I only ever really go shopping if it is for something i need. Like in december my sisters took me shopping to buy new clothes because the ones i had where literally falling off me and they wanted me to feel at least somewhat mice on christmas. And then since then last Friday was the last time i went shopping and i diden’t really want to go if i am being honest. I diden’t feel like i needed to really. It was for my mums birthday party and i really don’t have any clothes that i feel good in at all so my sister decided to take me shopping again. I do like going with my sister because i feel confident enough telling her what i want. Like i don’t want to show my arms and legs off too much because those are the points that i don’t feel comfortable for people to see.
So, yesterday morning i was having a bit of a clothing chrisis. Well, like i do every morning actually. I feel hidious in absolutely all my clothes which i am sure is not all that normal. So in the afternoon, i was getting a bit fed up being stuck inside so i decided to venture outside and go to new look. Now, even walking in that shop on my own is a pretty big deal for me. I had no intension of buying anything really but i guess i just wanted to take a look to see if i still do like shopping.

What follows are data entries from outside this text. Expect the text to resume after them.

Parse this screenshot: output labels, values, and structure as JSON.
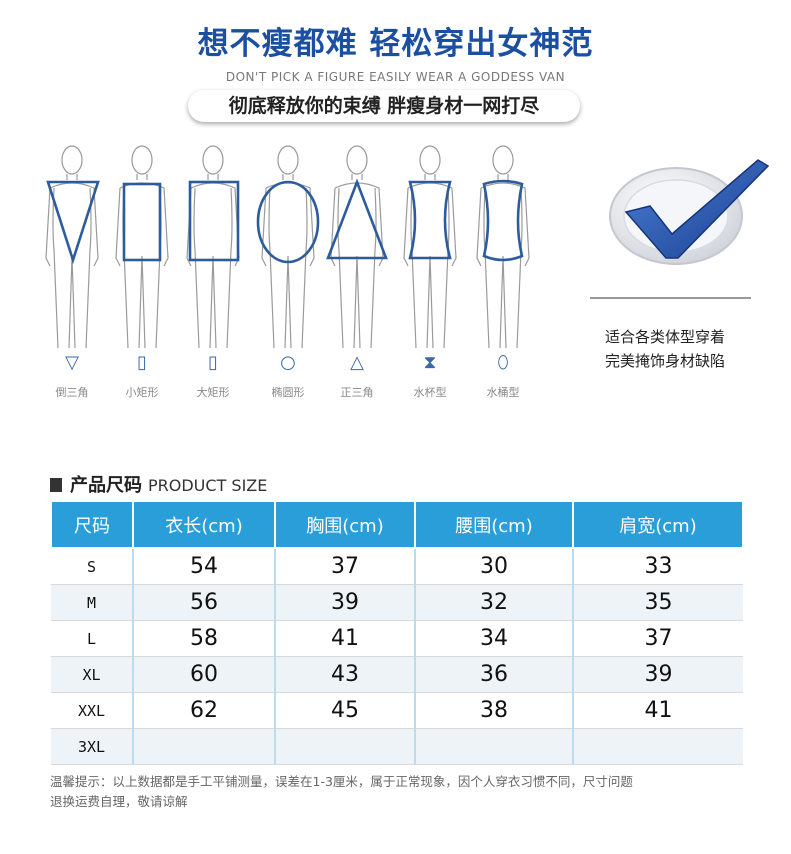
{
  "header": {
    "headline": "想不瘦都难 轻松穿出女神范",
    "subline": "DON'T PICK A FIGURE EASILY WEAR A GODDESS VAN",
    "pill": "彻底释放你的束缚 胖瘦身材一网打尽"
  },
  "body_types": [
    {
      "icon": "▽",
      "label": "倒三角"
    },
    {
      "icon": "▯",
      "label": "小矩形"
    },
    {
      "icon": "▯",
      "label": "大矩形"
    },
    {
      "icon": "○",
      "label": "椭圆形"
    },
    {
      "icon": "△",
      "label": "正三角"
    },
    {
      "icon": "⧗",
      "label": "水杯型"
    },
    {
      "icon": "⬯",
      "label": "水桶型"
    }
  ],
  "suitability": {
    "line1": "适合各类体型穿着",
    "line2": "完美掩饰身材缺陷",
    "accent": "#1b4fa0"
  },
  "size_table": {
    "title_cn": "产品尺码",
    "title_en": "PRODUCT SIZE",
    "headers": [
      "尺码",
      "衣长(cm)",
      "胸围(cm)",
      "腰围(cm)",
      "肩宽(cm)"
    ],
    "rows": [
      [
        "S",
        "54",
        "37",
        "30",
        "33"
      ],
      [
        "M",
        "56",
        "39",
        "32",
        "35"
      ],
      [
        "L",
        "58",
        "41",
        "34",
        "37"
      ],
      [
        "XL",
        "60",
        "43",
        "36",
        "39"
      ],
      [
        "XXL",
        "62",
        "45",
        "38",
        "41"
      ],
      [
        "3XL",
        "",
        "",
        "",
        ""
      ]
    ],
    "header_color": "#2a9ed9"
  },
  "note": {
    "line1": "温馨提示：以上数据都是手工平铺测量，误差在1-3厘米，属于正常现象，因个人穿衣习惯不同，尺寸问题",
    "line2": "退换运费自理，敬请谅解"
  }
}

As i was browsing through everything, i saw the most nicest trousers ever and guess what?! I wasen’t going to try them on in the changeing rooms because it is like mirror city in their and it just overwhelms me too much. So i just thought “what the heck.” And bought them!!! All on my own with no one with me! A bought a cardigan as well that i liked the look of because i thought i could do with something long sleeved. Oh, and the best bit is, the trousers where reduced by £13. Bargain! So i took my purchases home and i must say this is where i did get a bit upset and guilty with myself for buying those nice things because i have always taught myself that those clothes are made for other people to buy not me.
Now what i write about next is going to be kind of hard to write just because i know people won’t understand. And i don’t really understand it myself but i can deffinately say that i do do things that sound logical at the time but they are not.But i think it would be good to write it down anyway so that maybe i can come back and look at it another day just to see that i was slightly irrational.
When i got home i was panicking at this time because of what i had bought. And when my mum asked me what i had bought i woulden’t tell her. I don’t know why, i just wouldent. In the end that was all i could really think about so i just ended up crying and crying. I had decided to myself that i wasen’t going to try on any of the clothes i had bought and i would just ask my mum to take them back a different day. In the end i found my mum and asked her if i deserved to have new clothes. And obviously she said of course you do. You haven’t had anything new in ages. I guess that made me feel a bit better but i was still slightly doubtful. My mum did get me to try on the clothes eventually and i found that i actually really liked them so i kept them!
So something good really has come out of the bad. I know for a fact that i woulden’t have been able to do that even a month ago so it is a mega achievement. I am so happy with myself that i managed t0 do it.
This post has got pretty long now but i hope people can see that they do desearve nice new things. And you shoulden’t be ashamed of yourself for buying something new once in a while.